Staffed by physicians’ assistants and nurse practitioners, retail health clinics can scoop up patients who want quick treatment for relatively minor issues. Some clinics have also expanded services to include some aspects of preventative care, like immunizations, and to manage chronic conditions like diabetes. The model is promising enough that even Whole Foods, which has been struggling with poor sales in recent years, is considering opening medical clinics in its stores although a company spokesperson said it had not yet “finalized a model or location for this concept.”
For CVS, revenues from its MinuteClinics saw a 11.4 percent year-over-year increase in the first quarter of 2014. Walgreens spokesman Jim Cohn would not share how much of an increase in sales the company attributed to health care customers who then make other purchases. However, “the expectation is that patients who come into the store to see a health care clinic provider would also purchase other items while there,” he said in an email.

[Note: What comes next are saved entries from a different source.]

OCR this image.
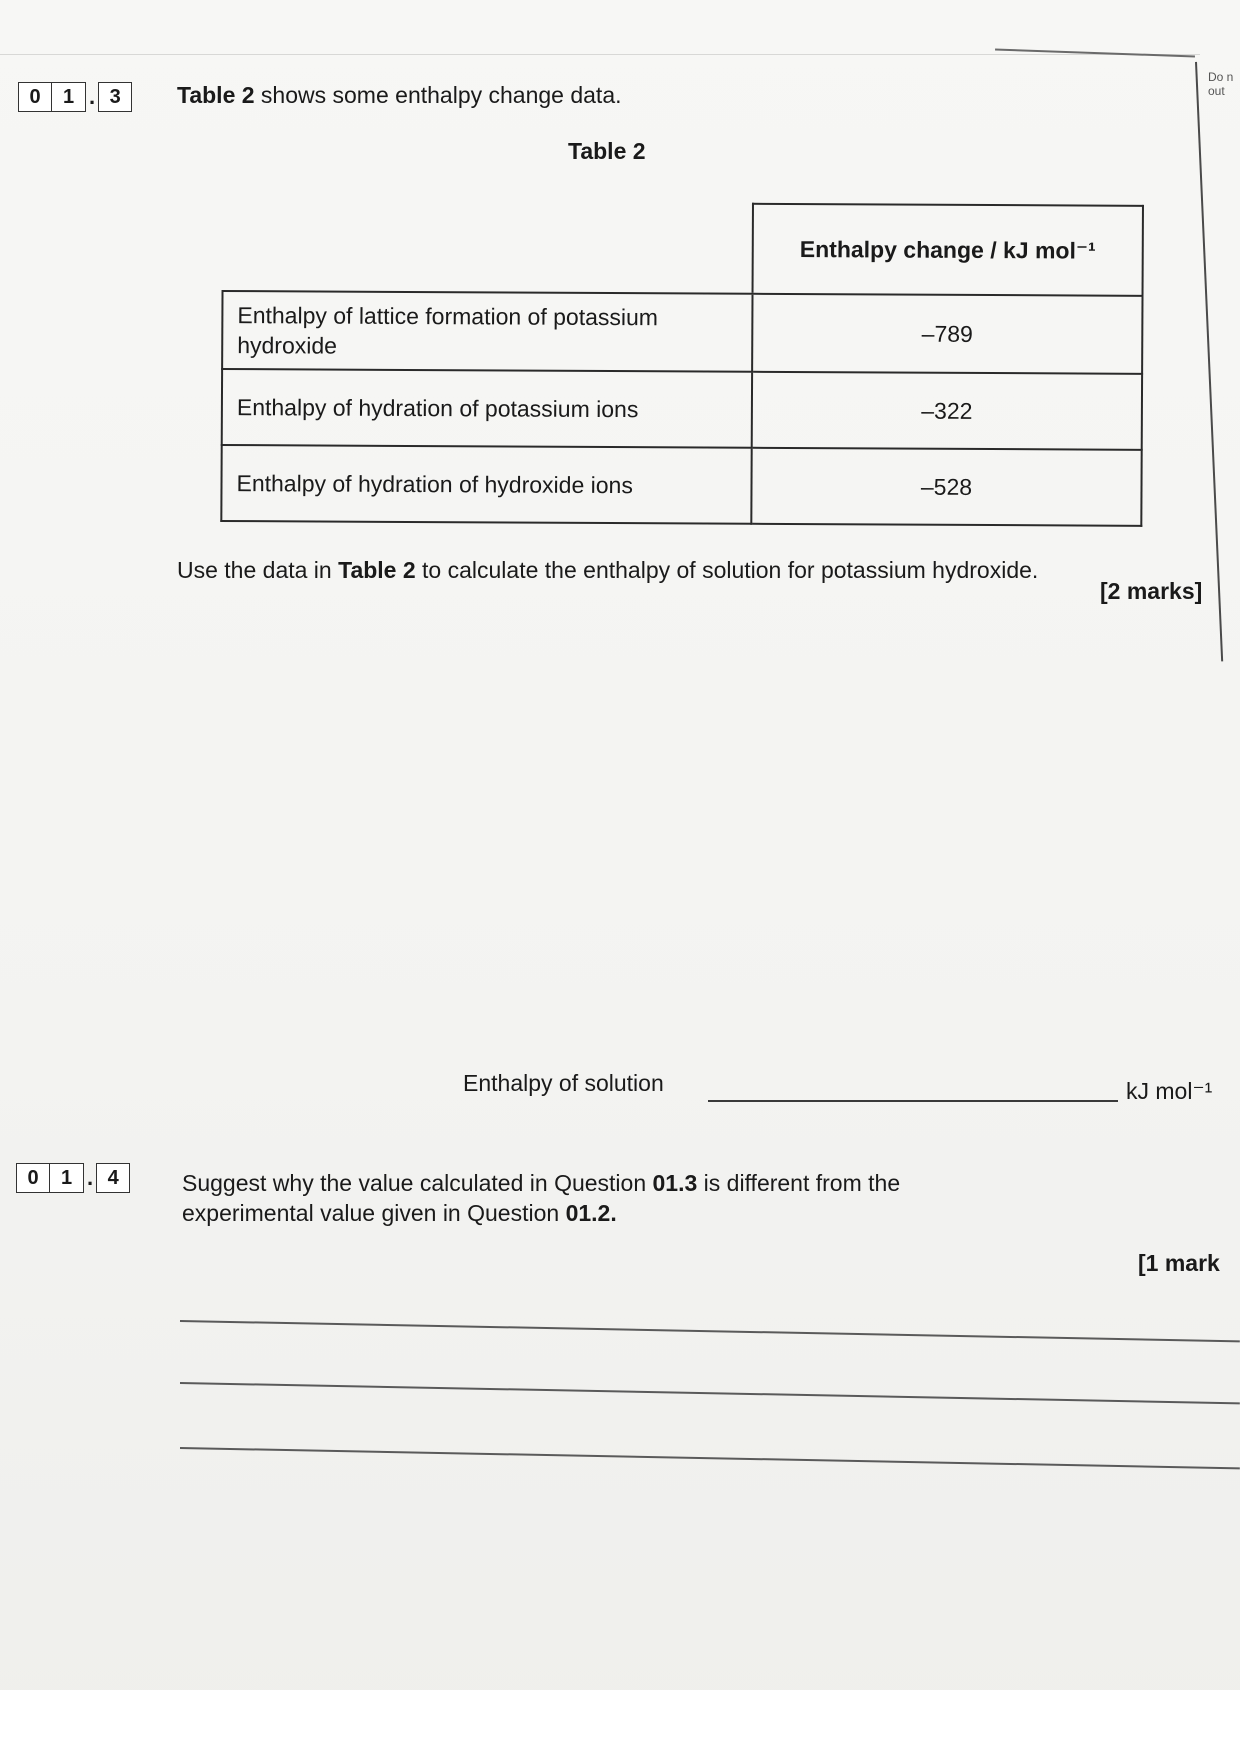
Do n
out
0	1 . 3	Table 2 shows some enthalpy change data.
Table 2
	Enthalpy change / kJ mol⁻¹
Enthalpy of lattice formation of potassium hydroxide	–789
Enthalpy of hydration of potassium ions	–322
Enthalpy of hydration of hydroxide ions	–528
Use the data in Table 2 to calculate the enthalpy of solution for potassium hydroxide.
[2 marks]
Enthalpy of solution	kJ mol⁻¹
0	1 . 4	Suggest why the value calculated in Question 01.3 is different from the
experimental value given in Question 01.2.
[1 mark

The first retail clinic was established in the Minneapolis-St.Paul area in 2000. Run by QuickMedx, it eventually was bought by CVS to become a MinuteClinic. It was cash only, offering testing and treatment for strep throat, mono and minor infections. Retail clinics have evolved since then, but they remain different from urgent care centers, which have certified physicians on staff and can do more testing, like X-rays.
Catering to a specific population
Dr. Yasmin Meah, director of the East Harlem Health Outreach Partnership, a free clinic run by students at the Icahn School of Medicine at Mount Sinai in New York, said her clinic’s patients were too impoverished and in too poor health to seek out care at retail clinics. “In general, retail clinics are not an option for patients who come to free clinics,” she said, as most come without health insurance and with chronic illnesses that for years have not been well monitored. “For the uninsured, I don’t know if these are going to be a great access point” for health care, she said of retail clinics. “If they went to a clinic, their care would be so fragmented, and the context of their illness wouldn’t be accounted for.”

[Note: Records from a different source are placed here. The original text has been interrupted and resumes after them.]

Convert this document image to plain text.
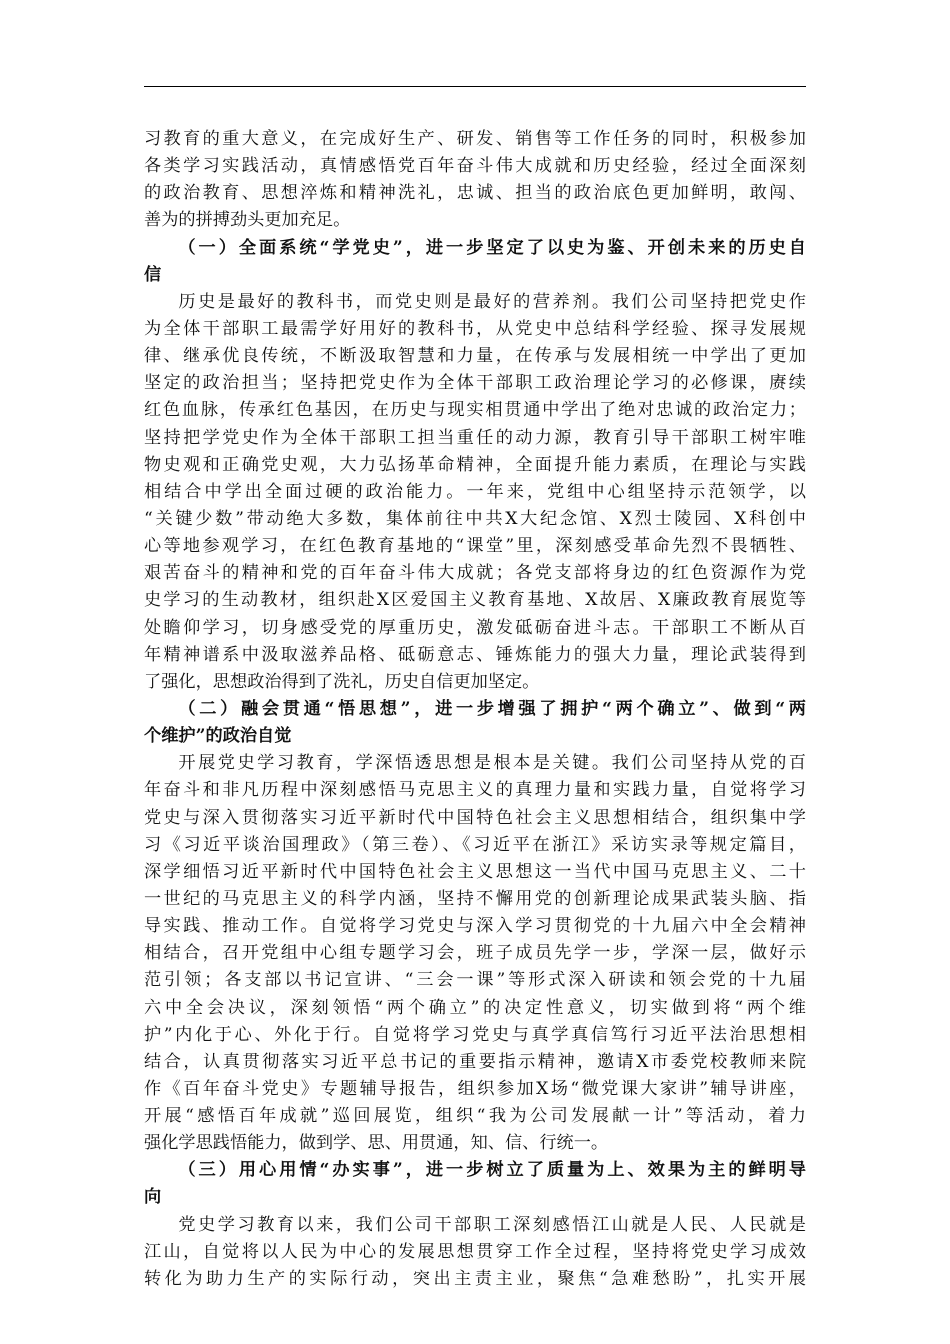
习教育的重大意义，在完成好生产、研发、销售等工作任务的同时，积极参加
各类学习实践活动，真情感悟党百年奋斗伟大成就和历史经验，经过全面深刻
的政治教育、思想淬炼和精神洗礼，忠诚、担当的政治底色更加鲜明，敢闯、
善为的拼搏劲头更加充足。
（一）全面系统“学党史”，进一步坚定了以史为鉴、开创未来的历史自
信
历史是最好的教科书，而党史则是最好的营养剂。我们公司坚持把党史作
为全体干部职工最需学好用好的教科书，从党史中总结科学经验、探寻发展规
律、继承优良传统，不断汲取智慧和力量，在传承与发展相统一中学出了更加
坚定的政治担当；坚持把党史作为全体干部职工政治理论学习的必修课，赓续
红色血脉，传承红色基因，在历史与现实相贯通中学出了绝对忠诚的政治定力；
坚持把学党史作为全体干部职工担当重任的动力源，教育引导干部职工树牢唯
物史观和正确党史观，大力弘扬革命精神，全面提升能力素质，在理论与实践
相结合中学出全面过硬的政治能力。一年来，党组中心组坚持示范领学，以
“关键少数”带动绝大多数，集体前往中共X大纪念馆、X烈士陵园、X科创中
心等地参观学习，在红色教育基地的“课堂”里，深刻感受革命先烈不畏牺牲、
艰苦奋斗的精神和党的百年奋斗伟大成就；各党支部将身边的红色资源作为党
史学习的生动教材，组织赴X区爱国主义教育基地、X故居、X廉政教育展览等
处瞻仰学习，切身感受党的厚重历史，激发砥砺奋进斗志。干部职工不断从百
年精神谱系中汲取滋养品格、砥砺意志、锤炼能力的强大力量，理论武装得到
了强化，思想政治得到了洗礼，历史自信更加坚定。
（二）融会贯通“悟思想”，进一步增强了拥护“两个确立”、做到“两
个维护”的政治自觉
开展党史学习教育，学深悟透思想是根本是关键。我们公司坚持从党的百
年奋斗和非凡历程中深刻感悟马克思主义的真理力量和实践力量，自觉将学习
党史与深入贯彻落实习近平新时代中国特色社会主义思想相结合，组织集中学
习《习近平谈治国理政》（第三卷）、《习近平在浙江》采访实录等规定篇目，
深学细悟习近平新时代中国特色社会主义思想这一当代中国马克思主义、二十
一世纪的马克思主义的科学内涵，坚持不懈用党的创新理论成果武装头脑、指
导实践、推动工作。自觉将学习党史与深入学习贯彻党的十九届六中全会精神
相结合，召开党组中心组专题学习会，班子成员先学一步，学深一层，做好示
范引领；各支部以书记宣讲、“三会一课”等形式深入研读和领会党的十九届
六中全会决议，深刻领悟“两个确立”的决定性意义，切实做到将“两个维
护”内化于心、外化于行。自觉将学习党史与真学真信笃行习近平法治思想相
结合，认真贯彻落实习近平总书记的重要指示精神，邀请X市委党校教师来院
作《百年奋斗党史》专题辅导报告，组织参加X场“微党课大家讲”辅导讲座，
开展“感悟百年成就”巡回展览，组织“我为公司发展献一计”等活动，着力
强化学思践悟能力，做到学、思、用贯通，知、信、行统一。
（三）用心用情“办实事”，进一步树立了质量为上、效果为主的鲜明导
向
党史学习教育以来，我们公司干部职工深刻感悟江山就是人民、人民就是
江山，自觉将以人民为中心的发展思想贯穿工作全过程，坚持将党史学习成效
转化为助力生产的实际行动，突出主责主业，聚焦“急难愁盼”，扎实开展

Patients who do look to retail clinics for care tend to be relatively healthy. That means retail clinics could be important points of access, especially in rural areas.
“The idea that retail clinics are preferentially serving those who are usually underserved is not borne out in the data,” said Dr. Ateeve Mehrotra, an adjunct policy analyst at Rand Corp. and an associate professor in the Department of Health Care Policy at Harvard Medical School in Massachusetts.

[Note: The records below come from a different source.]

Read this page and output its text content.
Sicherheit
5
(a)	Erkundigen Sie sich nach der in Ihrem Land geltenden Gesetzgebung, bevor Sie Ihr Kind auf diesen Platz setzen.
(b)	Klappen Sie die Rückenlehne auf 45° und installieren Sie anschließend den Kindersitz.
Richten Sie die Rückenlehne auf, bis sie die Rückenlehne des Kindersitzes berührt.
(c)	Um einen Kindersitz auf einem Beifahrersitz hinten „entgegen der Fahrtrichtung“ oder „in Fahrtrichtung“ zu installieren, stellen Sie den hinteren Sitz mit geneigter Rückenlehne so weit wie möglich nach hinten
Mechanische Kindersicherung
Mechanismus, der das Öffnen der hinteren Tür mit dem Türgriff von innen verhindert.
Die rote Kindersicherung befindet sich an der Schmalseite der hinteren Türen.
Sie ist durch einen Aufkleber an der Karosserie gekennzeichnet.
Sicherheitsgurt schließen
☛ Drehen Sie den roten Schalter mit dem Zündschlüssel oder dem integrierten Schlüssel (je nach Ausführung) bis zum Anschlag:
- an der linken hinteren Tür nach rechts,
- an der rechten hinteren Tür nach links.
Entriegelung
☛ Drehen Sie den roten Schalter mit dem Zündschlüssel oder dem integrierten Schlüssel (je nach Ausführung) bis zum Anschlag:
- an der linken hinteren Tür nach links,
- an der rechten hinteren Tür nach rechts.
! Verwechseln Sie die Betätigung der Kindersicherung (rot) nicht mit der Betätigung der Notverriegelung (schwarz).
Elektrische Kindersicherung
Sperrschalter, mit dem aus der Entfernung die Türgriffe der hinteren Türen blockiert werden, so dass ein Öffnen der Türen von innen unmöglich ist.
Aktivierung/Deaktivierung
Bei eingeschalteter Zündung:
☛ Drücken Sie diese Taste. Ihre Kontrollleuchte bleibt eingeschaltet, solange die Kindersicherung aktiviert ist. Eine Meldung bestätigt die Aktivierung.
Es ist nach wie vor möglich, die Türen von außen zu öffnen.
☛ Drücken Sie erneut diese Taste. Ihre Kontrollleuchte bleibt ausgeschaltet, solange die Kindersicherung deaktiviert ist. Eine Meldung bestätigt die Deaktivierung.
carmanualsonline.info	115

If a genuinely sick person went to a retail clinic instead of a doctor or the emergency room, money would be saved, he said. But if a person went to a retail clinic for an ailment that a clinic or doctor couldn’t cure, like a cold, then they would increase spending. Like at doctors’ offices, “the majority of the conditions that are being treated at a retail clinic are self-limiting illnesses that would’ve gotten better on their own,” he said. No concrete answers have been found, he said, but “that is one of the concerns I have.”